Puis il y a eu le débat pour la primaire de la droite. Et il a fallu pendant de longues minutes assister à la bataille de chiffres entre sept postulants à la direction du pays, se renvoyant à qui peut mieux, leurs projets d’austérité. Moi j’élimine 300 000 fontionnaires disait l’un, tandis que l’autre en promettait 600 000. Ici on comptait les emplois aidés dans le total… là on retranchait en revanche l’embauche de 50 000 fonctionnaires de police gendarmerie et justice… Un point sur lequel ils étaient tous d’accord: il suffit de faire travailler ceux qui restent plus longtemps pour maintenir un niveau suffisant de service public… Affligeant! Comme le projet de suppression de l’aide médicale d’Etat, ou la volonté affichée, quoique irréalisable, d’enfermer les suspects de radicalisation… Aussi affligeant que l’échange polémique sur le point de savoir s’il était plus grave d’être mis en examen, comme l’un, ou alors d’avoir été condamné pour “prise illégale d’intérêts”, comme l’autre… C’est ainsi que l’on se prépare à la direction du pays dans le camp à qui les sondages promettent depuis de longs mois déjà la prochaine présidence de la République! A croire que le meilleur projet pour la France doit être celui qui élimine le maximum de fonctionnaires, diminue le plus les charges des entreprises et les impôts des classes moyennes, tout en démantelant l’Etat de droit.

La fin de semaine était placée sous le signe de la défense de la famille. Avec le retour dans les rues de La Manif Pour Tous, dénonçant pêle-mêle, les lois déjà en vigueur -le mariage pour tous- celles, hypothétiques, qui hantent leurs cauchemars -à propos de gestation pour autrui par exemple- ou encore les manœuvres éhontées de l’Education nationale de Najat Vallaud-Belkacem qui tente de transformer nos garçons en filles… Une manif d’arrière-garde, soutenue par une partie de la droite, et en particulier par le candidat à la présidentielle, François Fillon, qui semblait regretter de ne pas avoir pu participer à cette manifestation publique d’obscurantisme.

Et pour finir dans la lumière on apprenait la nuit dernière qu’un imbécile avait incendié le centre d’accueil des sans-abris dont l’ouverture prochaine est prévue dans le 16ème arrondissement. Comme un écho au refus des migrants du maire de Béziers le ténébreux Robert Ménard et sa campagne “Ca y est ils arrivent…” A Paris comme à Béziers le message est le même: on veut rester entre nous! Et le scandaleux maire de Béziers continue à être l’invité des plateaux de télévision où il avait pu la semaine précédente vomir toute sa haine des autres face au candidat Nicolas Sarkozy.

Et pendant ce temps là… Pendant ce temps là, le vrai président, lui… bavarde avec les journalistes! Et leur dit n’importe quoi, ou du moins tout ce qui lui passe par la tête. C’est bien d’être un président normal, mais cela n’oblige pas à se conduire comme un imbécile. Et à se mettre en situation, comme président de la République, de présenter ses excuses à des magistrats qu’on a injuriés dans une “confidence”… et qui par ailleurs reconnaissent que la séparation des pouvoirs n’a jamais été aussi scrupuleusement respectée. Cela s’appelle tirer contre son propre camp! Même les footballeurs, à qui Hollande suggère dans le même recueil de confidences de “muscler leur cerveau”, ne le font pas volontairement.

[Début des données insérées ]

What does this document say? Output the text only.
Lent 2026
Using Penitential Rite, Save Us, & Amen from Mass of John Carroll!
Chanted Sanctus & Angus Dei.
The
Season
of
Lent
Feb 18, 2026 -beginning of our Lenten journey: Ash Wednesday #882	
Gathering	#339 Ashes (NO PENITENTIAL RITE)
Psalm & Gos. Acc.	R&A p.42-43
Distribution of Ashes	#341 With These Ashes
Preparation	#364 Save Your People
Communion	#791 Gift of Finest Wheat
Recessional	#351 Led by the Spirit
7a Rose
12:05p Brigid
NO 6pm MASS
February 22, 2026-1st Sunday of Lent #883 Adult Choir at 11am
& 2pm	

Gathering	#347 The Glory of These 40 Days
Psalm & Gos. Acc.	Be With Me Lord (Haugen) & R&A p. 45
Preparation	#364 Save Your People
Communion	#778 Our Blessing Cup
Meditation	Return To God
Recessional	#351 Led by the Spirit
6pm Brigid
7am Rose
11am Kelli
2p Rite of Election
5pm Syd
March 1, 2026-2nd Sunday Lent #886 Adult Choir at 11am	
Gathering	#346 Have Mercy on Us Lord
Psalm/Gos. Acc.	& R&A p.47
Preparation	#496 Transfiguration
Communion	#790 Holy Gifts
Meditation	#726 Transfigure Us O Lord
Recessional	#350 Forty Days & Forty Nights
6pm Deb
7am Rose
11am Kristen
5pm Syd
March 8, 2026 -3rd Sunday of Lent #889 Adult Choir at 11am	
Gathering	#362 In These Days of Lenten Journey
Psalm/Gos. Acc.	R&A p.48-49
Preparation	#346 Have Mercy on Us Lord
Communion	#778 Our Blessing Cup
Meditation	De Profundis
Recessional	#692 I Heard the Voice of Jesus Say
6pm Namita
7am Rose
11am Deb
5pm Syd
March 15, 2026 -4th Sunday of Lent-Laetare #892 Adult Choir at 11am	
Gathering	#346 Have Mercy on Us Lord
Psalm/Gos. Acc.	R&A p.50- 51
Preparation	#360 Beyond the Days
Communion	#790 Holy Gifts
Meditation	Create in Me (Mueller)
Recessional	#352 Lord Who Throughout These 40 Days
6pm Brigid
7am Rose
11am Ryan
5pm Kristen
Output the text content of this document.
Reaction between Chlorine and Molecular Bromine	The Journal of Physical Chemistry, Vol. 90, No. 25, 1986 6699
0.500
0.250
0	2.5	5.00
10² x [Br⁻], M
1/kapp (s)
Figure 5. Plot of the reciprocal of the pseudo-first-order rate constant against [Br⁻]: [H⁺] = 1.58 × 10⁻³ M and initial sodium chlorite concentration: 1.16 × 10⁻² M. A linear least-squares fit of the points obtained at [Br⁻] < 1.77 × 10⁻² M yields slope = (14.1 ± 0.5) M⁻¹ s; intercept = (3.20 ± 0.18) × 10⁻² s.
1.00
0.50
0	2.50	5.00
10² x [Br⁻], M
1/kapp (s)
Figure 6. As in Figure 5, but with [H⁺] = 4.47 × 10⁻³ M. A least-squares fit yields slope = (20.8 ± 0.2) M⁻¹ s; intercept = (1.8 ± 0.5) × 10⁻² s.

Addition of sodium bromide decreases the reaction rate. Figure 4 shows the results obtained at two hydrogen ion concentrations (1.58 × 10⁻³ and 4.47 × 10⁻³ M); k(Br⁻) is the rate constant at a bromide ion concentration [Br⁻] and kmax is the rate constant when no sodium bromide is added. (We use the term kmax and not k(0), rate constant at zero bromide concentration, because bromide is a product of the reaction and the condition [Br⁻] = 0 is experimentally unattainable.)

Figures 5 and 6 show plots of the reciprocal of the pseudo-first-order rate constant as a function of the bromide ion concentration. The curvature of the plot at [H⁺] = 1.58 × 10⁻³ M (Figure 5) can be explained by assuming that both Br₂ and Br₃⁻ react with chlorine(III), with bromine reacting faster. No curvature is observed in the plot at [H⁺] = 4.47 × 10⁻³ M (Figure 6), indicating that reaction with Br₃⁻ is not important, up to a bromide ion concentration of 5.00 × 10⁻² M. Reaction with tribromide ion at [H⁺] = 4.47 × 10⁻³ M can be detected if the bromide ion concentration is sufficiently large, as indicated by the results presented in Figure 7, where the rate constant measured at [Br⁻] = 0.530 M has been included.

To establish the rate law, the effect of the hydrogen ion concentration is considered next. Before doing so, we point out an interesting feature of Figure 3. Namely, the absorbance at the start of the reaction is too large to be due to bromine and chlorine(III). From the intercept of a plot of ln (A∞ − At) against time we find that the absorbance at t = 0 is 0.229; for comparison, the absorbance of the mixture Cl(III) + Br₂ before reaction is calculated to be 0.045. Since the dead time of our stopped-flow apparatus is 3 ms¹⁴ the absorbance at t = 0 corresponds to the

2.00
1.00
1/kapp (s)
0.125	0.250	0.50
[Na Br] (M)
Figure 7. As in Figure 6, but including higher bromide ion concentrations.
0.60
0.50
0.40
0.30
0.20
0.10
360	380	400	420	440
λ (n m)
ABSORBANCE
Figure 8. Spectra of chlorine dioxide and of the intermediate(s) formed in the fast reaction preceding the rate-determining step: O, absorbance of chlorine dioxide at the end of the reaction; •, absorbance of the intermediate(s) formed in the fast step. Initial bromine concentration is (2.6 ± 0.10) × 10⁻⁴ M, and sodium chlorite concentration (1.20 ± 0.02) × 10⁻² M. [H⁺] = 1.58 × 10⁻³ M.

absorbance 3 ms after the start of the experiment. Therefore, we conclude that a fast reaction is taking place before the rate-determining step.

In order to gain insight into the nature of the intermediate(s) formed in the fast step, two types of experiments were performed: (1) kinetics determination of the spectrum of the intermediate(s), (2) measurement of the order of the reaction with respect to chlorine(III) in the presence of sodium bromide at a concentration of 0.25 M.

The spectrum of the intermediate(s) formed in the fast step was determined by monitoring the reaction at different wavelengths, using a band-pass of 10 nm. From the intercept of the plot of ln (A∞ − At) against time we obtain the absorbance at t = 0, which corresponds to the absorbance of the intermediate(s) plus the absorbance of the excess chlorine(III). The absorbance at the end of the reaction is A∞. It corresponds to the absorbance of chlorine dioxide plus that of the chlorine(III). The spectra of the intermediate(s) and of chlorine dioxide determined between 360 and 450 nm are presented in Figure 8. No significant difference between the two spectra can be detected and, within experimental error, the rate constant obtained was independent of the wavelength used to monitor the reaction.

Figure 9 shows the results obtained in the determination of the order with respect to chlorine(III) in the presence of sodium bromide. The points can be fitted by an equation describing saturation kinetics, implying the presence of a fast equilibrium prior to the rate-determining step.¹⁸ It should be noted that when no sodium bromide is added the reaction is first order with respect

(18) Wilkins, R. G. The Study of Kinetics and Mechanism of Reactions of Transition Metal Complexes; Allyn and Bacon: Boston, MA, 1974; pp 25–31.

Comment expliquer cette pulsion auto-destructrice du président? Les 600 pages de confidences, résultat de 60 rencontres avec les auteurs depuis le début de son mandat -excusez du peu- ont été publiées le jour même où il tentait de lancer la campagne pour son renouvellement, avec une grande interview au Nouvel Observateur sous le titre: “je suis prêt”! Autant dire que sa déclaration politique est passée totalement inaperçue éclipsée par les petites phrases assassines dont les médias sont si friands. Au point que ses plus proches ne se demandent pas aujourd’hui s’il est “prêt”, mais s’il a vraiment l’intention d’y aller.

C’est la confirmation douloureuse de la semaine: qu’on le détienne ou qu’on le brigue, le pouvoir nuit au discernement!